Başbakan Recep Tayyip Erdoğan, cumburbaşkanı adayı olduktan sonra 11. mitingini Ordu'da yaptı.
30 Mart yerel seçimlerinde Ordu Büyükşehir Belediye Başkanlığı'nı CHP'li Seyit Torun'dan alan AK Partili Enver Yılmaz, İl Başkanı Hüseyin Akyol'la birlikte canlı bir meydan, esprili pankartlar ve iyi bir organizasyon gerçekleştirmişlerdi.
Ordu meydanının en görünür yerlerine astıkları "Büyük usta ordu emrinizde" , "Arkasında ordu var" pankartlarıyla "ordu-siyaset" ilişkisine gönderme yapmışlardı. Bu ifadeler mitingi izleyen bakanlar, milletvekilleri ve diğer siyasiler tarafından da tebessümle karşılandı.
Yıllarca solun kalesi olarak bilinen Ordu'da Belediye Başkanlığı'nı AK Parti'nin kazanmasını yorumlayan bir önceki dönem milletvekili Eyüp Fatsa, "Burası en çok zorlandığımız ildi ama sol halkla ilişkisini koruyamadı, geliştiremedi, bunu biz başardık" yorumunu yaptı.
Başbakan Erdoğan, Ordu'dan Ankara'ya dönerken, geziye davet ettiği gazetelerin genel yayın yönetmelerinin sorularını yanıtladı.
Anayasa vurgusu
Erdoğan, seçilirse nasıl bir cumhurbaşkanı olacağına ilişkin söylemine yöneltilen, "Fiilen başbakanlığı da yürütecek, Çankaya'da otoriterleşecek, tek adam yönetimine yönelecek" eleştirilerine ilişkin sorumu yanıtlarken, "Cumhurbaşkanlarının teamüllere göre çalıştıklarını, bu nedenle bazı yetkilerini kullanmadıklarını, kendisinin eski teamüllere göre değil, Anayasa'da yazılı yetkilere göre çalışacağını, bunun da Anayasa'ya aykırı bir durum olmadığını" vurgulayarak yanıt verdi.
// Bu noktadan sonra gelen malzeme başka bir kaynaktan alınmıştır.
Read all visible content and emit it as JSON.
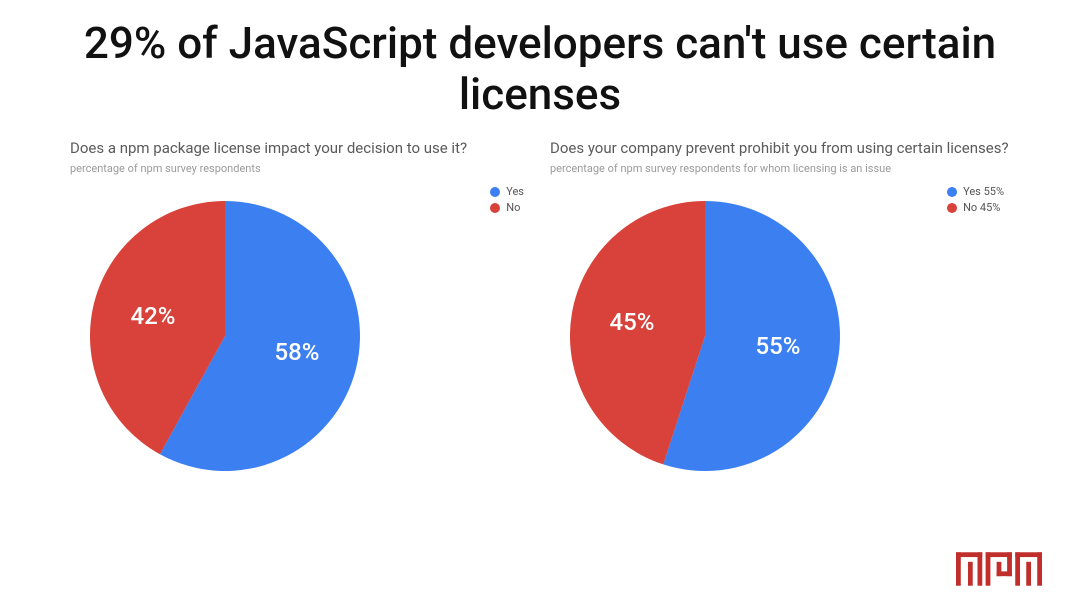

Aynı yönde Batı dünyasından yöneltilen eleştirilere ise "Batı beni ilgilendirmez ben Anayasa'ya bakarım, Anayasa'da cumhurbaşkanının görev alanı çizilmiştir" diye yanıtladı.
Başbakan Erdoğan, cumhurbaşkanı seçilmesi halinde Bakanlar Kurulu'na her hafta başkanlık etmesinin söz konusu olmayacağını ancak tıpkı Milli Güvenlik Kurulu'nun belli aralıklarla cumhurbaşkanının başkanlığında toplanması gibi Bakanlar Kurulu'yla da belli sürelerle toplanacağını belirtti. Bunun hangi sıklıkta olacağını ise Başbakan ve Bakanlar Kurulu'yla görüşerek, konuşarak saptanabileceğini kaydetti.
Erdoğan, cumhurbaşkanı seçilmesi halinde iki önemli işlevinden birinin çözüm sürecini takip ve devam ettirmek, diğerinin ise paralel yapı olarak isimlendirdiği yapıyla mücadele etmek olacağını da vurguladı.
Başbakan Erdoğan'a yöneltilen sorular ve yanıtları şöyle:
‘Yüzde 55-56 görünüyor'
Her gün bir ilde miting yapıyorsunuz. Meydanları nasıl görüyorsunuz? 10 Ağustos'ta yapılacak ilk tur seçim sizin için formalite gibi mi görünüyor?
Meydanların diline bakarsak öyle görünüyor. Şu ana kadar 11 ile 4 ilçeye gittim. Bayrama kadar her gün bir ile, bayramdan sonra ise her gün 2 ile giderek 30 büyük ile gitmiş olacağım. Kamuoyu anketleri yüzde 55-56 gibi oy alacağımızı gösteriyor. Benim seçileceğime inananların oranı ise daha fazla. Anketler, CHP ve özellikle MHP tabanından da destek aldığımızı gösteriyor, tabii Güneydoğu seçmeninden de destek alıyoruz.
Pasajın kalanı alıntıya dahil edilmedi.